INDONET7.COM JAKARTA-Asosiasi Eksportir dan Pengusaha Handicraft Indonesia (ASEPHI) menghadirkan Jakarta International Handicraft Trade Fair (INACRAFT) 2023 yang mengangkat produk-produk kerajinan unggulan serta kekayaan tradisi, seni, dan budaya Sulawesi Selatan dengan tagline “The Authentic South Sulawesi”.
Sekretaris Badan Pengurus Pusat (BPP) ASEPHI sekaligus Project Officer INACRAFT 2023 Baby Jurmawati mengatakan, pameran yang berlangsung mulai 1 Maret hingga 5 Maret 2023 di Jakarta Convention Center (JCC) itu bertujuan untuk mempromosikan produk kerajinan lokal untuk meraih peluang pasar baik domestik maupun internasional.
“Tahun ini, pameran INACRAFT diikuti 1.118 Usaha Kecil dan Menengah (UKM) peserta, mengisi 1.200 booth yang terdiri dari 904 anggota ASEPHI, 214 non anggota, dan 61 peserta binaan Kementerian Perindustrian, Kementerian Perdagangan, Kementerian Pariwisata dan Ekonomi Kreatif, Kementerian BUMN dan Kementerian Hukum dan HAM, 35 BUMN, 255 peserta binaan dinas atau dekranasda.
Hal ini juga menjadi peluang besar bagi salah satu peserta pameran dari Sulawesi Selatan, yang hadir dengan brand “Juwita Silk” yang ikut meramaikan pameran ini dalam menunjukkan eksistensi seni, kreativitas dan kerajinannya.
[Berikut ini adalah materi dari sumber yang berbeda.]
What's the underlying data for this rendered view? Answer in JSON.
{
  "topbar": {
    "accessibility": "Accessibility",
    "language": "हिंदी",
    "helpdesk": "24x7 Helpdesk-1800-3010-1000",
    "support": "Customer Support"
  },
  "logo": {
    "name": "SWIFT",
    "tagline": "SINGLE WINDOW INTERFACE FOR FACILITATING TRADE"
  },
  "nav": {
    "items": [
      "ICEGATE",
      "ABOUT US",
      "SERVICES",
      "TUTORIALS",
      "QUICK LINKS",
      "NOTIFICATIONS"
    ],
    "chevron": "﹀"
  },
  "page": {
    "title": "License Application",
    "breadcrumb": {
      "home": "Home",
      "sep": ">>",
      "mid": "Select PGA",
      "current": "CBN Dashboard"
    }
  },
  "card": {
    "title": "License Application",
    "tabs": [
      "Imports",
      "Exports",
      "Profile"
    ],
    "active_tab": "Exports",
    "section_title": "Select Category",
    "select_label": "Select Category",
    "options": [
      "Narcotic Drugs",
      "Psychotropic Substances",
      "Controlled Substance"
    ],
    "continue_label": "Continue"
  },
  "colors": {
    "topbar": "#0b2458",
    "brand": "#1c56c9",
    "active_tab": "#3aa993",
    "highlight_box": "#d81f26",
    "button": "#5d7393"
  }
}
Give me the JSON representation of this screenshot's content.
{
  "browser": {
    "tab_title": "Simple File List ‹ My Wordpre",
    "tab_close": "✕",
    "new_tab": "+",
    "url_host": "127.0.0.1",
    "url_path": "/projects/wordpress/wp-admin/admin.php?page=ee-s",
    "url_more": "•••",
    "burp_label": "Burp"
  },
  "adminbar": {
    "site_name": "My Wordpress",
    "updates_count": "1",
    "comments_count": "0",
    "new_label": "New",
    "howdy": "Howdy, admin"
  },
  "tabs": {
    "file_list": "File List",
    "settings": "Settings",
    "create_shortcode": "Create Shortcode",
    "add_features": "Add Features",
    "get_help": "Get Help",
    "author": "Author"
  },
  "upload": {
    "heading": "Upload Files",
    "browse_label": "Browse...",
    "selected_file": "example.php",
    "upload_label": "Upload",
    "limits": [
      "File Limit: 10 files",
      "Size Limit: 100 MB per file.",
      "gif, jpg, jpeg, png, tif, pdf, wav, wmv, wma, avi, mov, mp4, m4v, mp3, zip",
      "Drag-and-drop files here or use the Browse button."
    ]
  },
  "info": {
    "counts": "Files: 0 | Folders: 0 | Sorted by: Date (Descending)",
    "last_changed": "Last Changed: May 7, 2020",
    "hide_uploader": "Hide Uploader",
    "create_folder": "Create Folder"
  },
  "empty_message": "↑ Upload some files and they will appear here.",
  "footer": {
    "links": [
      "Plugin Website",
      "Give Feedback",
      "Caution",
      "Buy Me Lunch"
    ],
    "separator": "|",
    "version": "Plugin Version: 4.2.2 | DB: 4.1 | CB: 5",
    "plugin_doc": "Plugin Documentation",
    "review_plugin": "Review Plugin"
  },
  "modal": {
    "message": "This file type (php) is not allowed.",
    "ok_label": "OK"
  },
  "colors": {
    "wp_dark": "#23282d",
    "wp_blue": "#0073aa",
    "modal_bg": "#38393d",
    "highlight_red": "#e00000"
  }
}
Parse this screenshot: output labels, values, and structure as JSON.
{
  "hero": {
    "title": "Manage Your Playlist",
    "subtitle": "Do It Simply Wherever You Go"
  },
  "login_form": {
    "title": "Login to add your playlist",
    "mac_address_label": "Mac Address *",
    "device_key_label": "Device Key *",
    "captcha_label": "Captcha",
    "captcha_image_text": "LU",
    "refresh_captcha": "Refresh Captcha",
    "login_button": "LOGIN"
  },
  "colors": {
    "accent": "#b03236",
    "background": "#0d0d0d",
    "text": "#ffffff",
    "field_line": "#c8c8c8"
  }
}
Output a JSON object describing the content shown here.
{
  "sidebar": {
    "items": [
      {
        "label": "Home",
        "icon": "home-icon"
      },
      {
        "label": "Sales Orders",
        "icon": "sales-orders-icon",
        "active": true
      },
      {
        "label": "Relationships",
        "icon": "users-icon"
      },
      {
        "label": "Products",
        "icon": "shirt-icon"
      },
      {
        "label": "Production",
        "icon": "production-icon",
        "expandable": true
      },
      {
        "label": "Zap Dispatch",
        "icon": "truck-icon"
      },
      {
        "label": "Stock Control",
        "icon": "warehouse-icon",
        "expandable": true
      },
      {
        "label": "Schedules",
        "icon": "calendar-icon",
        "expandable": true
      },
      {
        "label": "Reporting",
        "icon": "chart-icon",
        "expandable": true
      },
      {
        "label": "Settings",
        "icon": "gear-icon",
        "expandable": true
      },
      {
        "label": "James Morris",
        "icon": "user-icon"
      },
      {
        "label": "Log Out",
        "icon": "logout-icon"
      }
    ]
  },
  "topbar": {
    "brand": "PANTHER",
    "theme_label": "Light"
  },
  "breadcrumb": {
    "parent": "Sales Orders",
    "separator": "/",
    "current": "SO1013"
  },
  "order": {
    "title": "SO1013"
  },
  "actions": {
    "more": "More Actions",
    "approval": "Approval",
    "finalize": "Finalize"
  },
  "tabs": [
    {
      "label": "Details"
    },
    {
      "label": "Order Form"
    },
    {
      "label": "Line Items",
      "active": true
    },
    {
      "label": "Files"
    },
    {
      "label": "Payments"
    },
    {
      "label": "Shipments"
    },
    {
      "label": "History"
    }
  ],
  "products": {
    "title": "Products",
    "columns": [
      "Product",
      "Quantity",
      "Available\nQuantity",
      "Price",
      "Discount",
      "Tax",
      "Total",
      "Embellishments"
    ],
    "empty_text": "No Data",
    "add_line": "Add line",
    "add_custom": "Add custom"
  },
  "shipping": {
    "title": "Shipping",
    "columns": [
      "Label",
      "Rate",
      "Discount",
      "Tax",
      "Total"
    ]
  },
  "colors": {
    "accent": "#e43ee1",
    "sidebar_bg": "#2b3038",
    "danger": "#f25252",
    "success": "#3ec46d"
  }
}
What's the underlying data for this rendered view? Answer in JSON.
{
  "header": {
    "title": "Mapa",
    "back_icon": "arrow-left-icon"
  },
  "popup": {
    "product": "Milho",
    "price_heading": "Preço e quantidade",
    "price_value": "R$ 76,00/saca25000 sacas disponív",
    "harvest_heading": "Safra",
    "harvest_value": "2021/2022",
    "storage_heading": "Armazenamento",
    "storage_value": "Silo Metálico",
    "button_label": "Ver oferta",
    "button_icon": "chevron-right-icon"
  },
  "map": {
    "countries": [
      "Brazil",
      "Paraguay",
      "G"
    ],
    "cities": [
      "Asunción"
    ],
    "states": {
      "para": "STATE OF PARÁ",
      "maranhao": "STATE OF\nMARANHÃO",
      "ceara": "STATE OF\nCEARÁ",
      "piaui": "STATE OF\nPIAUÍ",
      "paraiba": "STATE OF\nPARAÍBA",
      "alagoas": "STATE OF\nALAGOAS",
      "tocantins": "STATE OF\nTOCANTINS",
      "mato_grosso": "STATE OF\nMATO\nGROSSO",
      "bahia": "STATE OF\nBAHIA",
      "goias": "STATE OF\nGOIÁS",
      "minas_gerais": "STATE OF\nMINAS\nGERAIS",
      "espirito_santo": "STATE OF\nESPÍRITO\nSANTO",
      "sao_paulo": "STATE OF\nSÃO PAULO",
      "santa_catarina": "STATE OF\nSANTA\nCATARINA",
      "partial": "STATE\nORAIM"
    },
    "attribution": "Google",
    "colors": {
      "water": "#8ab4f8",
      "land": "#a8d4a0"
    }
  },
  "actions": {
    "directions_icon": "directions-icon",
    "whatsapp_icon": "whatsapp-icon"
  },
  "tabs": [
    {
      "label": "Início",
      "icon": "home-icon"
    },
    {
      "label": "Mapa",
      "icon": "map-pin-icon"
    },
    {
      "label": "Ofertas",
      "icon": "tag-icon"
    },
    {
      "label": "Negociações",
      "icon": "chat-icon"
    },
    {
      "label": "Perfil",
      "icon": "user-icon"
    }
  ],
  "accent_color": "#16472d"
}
Juwita Owner dari Brand ” Juwita Silk” ditemui awak media mengatakan kami membawakan daerah Sulawesi Selatan dan Sulawesi Tenggara nama booth kami adalah Rumah Tenun “Juwita Silk” Alhamdulillah kami memperkenalkan tenun khas Makassar yaitu ada sarung lagosi Baju Bodo organza, organza yang bermotif khas Sulawesi Selatan ada Songkok Recca yang asalnya dari Bone sarung-sarung khas Sulawesi Tengah , Sulawesi Selatan dan Sulawesi Tenggara,”tutur Juwita.

Kami baru tahun ini ikut Inacraft secara pribadi, kalau yang kemarin kemarin kami di fasilitasi sama Dinas Mandiri Bahan-bahan yang kami kenalkan dari sutra, ada yang semi Sutra yang bahannya viskos ada bahannya katun dan ada bahannya dari organ,”jelasnya.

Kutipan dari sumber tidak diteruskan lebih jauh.